"I can think. I can wait. I can fast." — "Siddhartha," by Hermann Hesse
I’ve only had my word of the year “wait” for a few days, and I can already tell you that waiting is not such an easy thing to do. Even so, my word has already taught me some valuable lessons.
I’ve used it while meditating to bring my attention back to quiet alertness. I’ve used it to remind myself to listen more and speak less. I’ve used it when poised to do something or say something that, after waiting a moment to take a few breaths, I thought better of.
Just this morning, I was about to call a company that recently provided some services at my house. I was irritated about something and intended to complain. Instead, I waited until after I had a cup of tea. I wrote an email to the company and rather than complain, I asked questions about what I was concerned about. The company had someone at my house within twenty minutes who looked at what I was concerned about and took care of it immediately, with assurances that they wanted me to be completely satisfied. Wow. My concerns were addressed and everybody felt much better than if I had opened the conversation with a criticism.
Of course, it’s true that I might not have gotten such a good outcome, but regardless of the company’s response, the point is that I was so much happier with the approach I took. And the approach I took was a direct result of waiting before acting on my initial impulse.

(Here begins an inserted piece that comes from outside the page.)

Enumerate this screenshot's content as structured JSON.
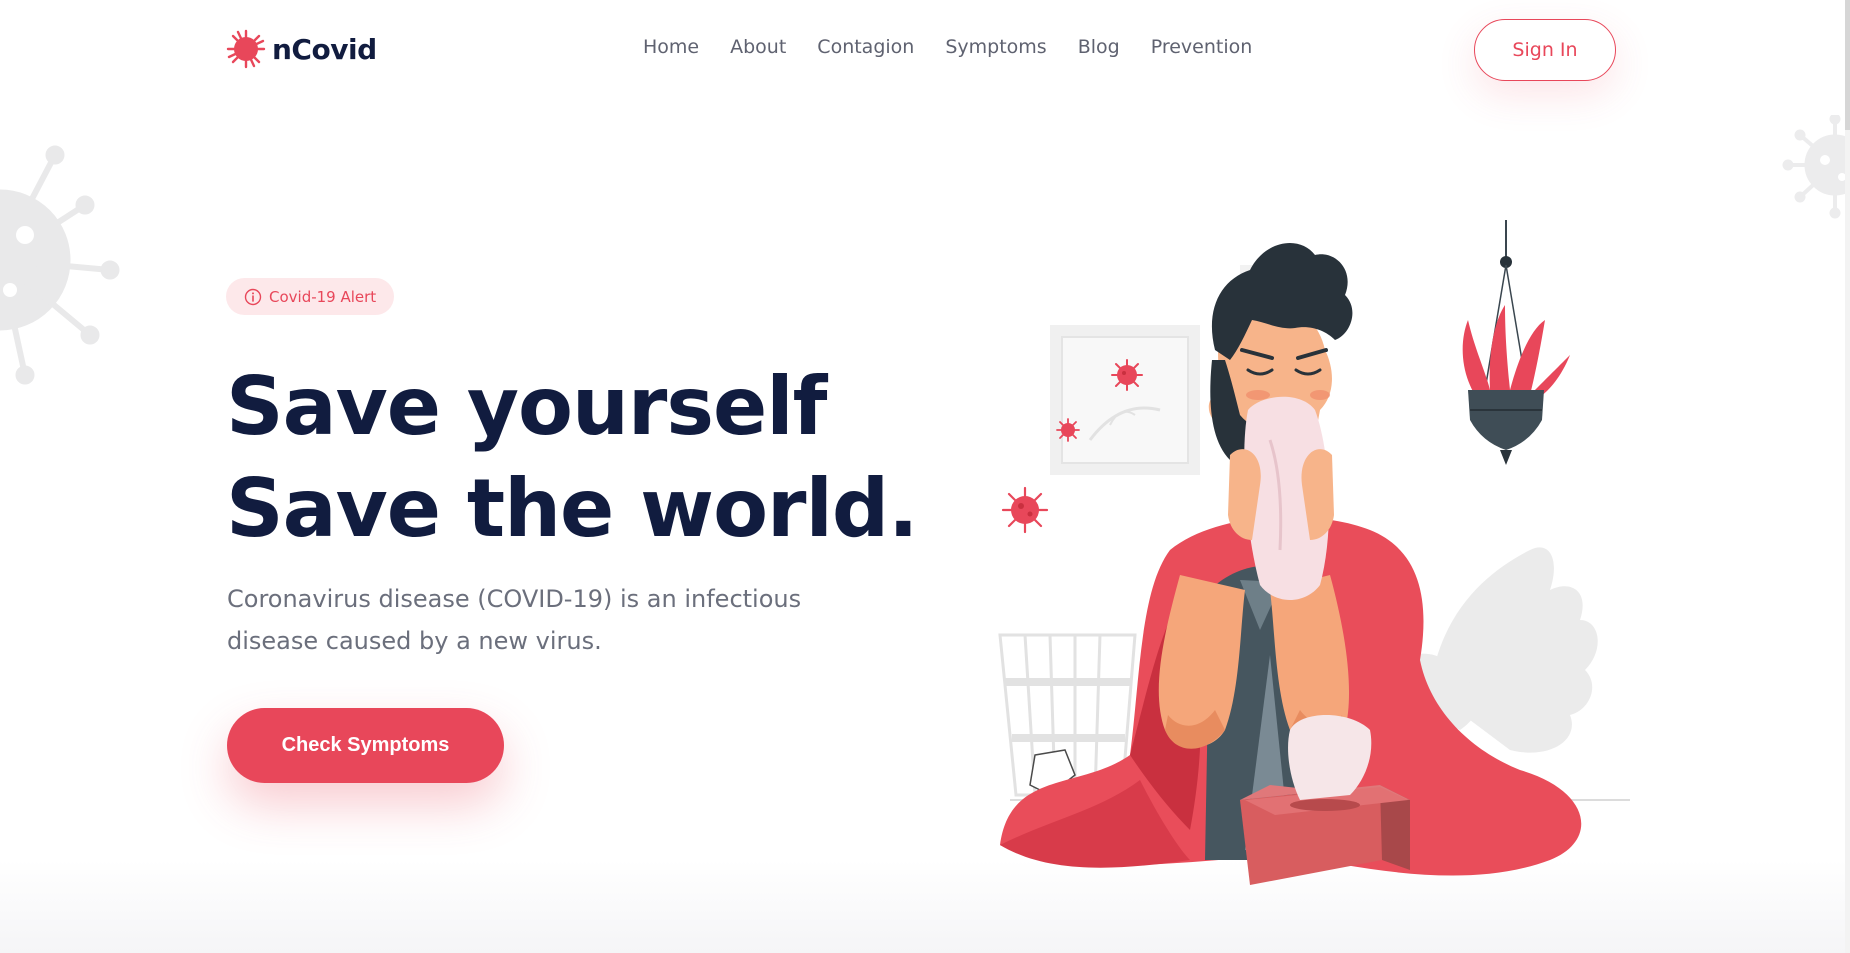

In another example, I have been thinking about a decision I need to make. It’s not urgent, but I have been pushing myself to decide just to get the issue resolved. Yesterday, I realized that waiting for more clarity will lead to a better decision. The only urgency is my own impatience. I put it aside.
As a bonus, because I had put it aside, I was able to make a more pressing decision on another matter with much more focus and confidence because my mind was not cluttered with needless distractions.
So although my initial reaction to my word was sort of a disappointed “Really?” I’ve come to see fairly quickly that I’m going to get a lot of mileage out of this humble word. Just “wait” and see.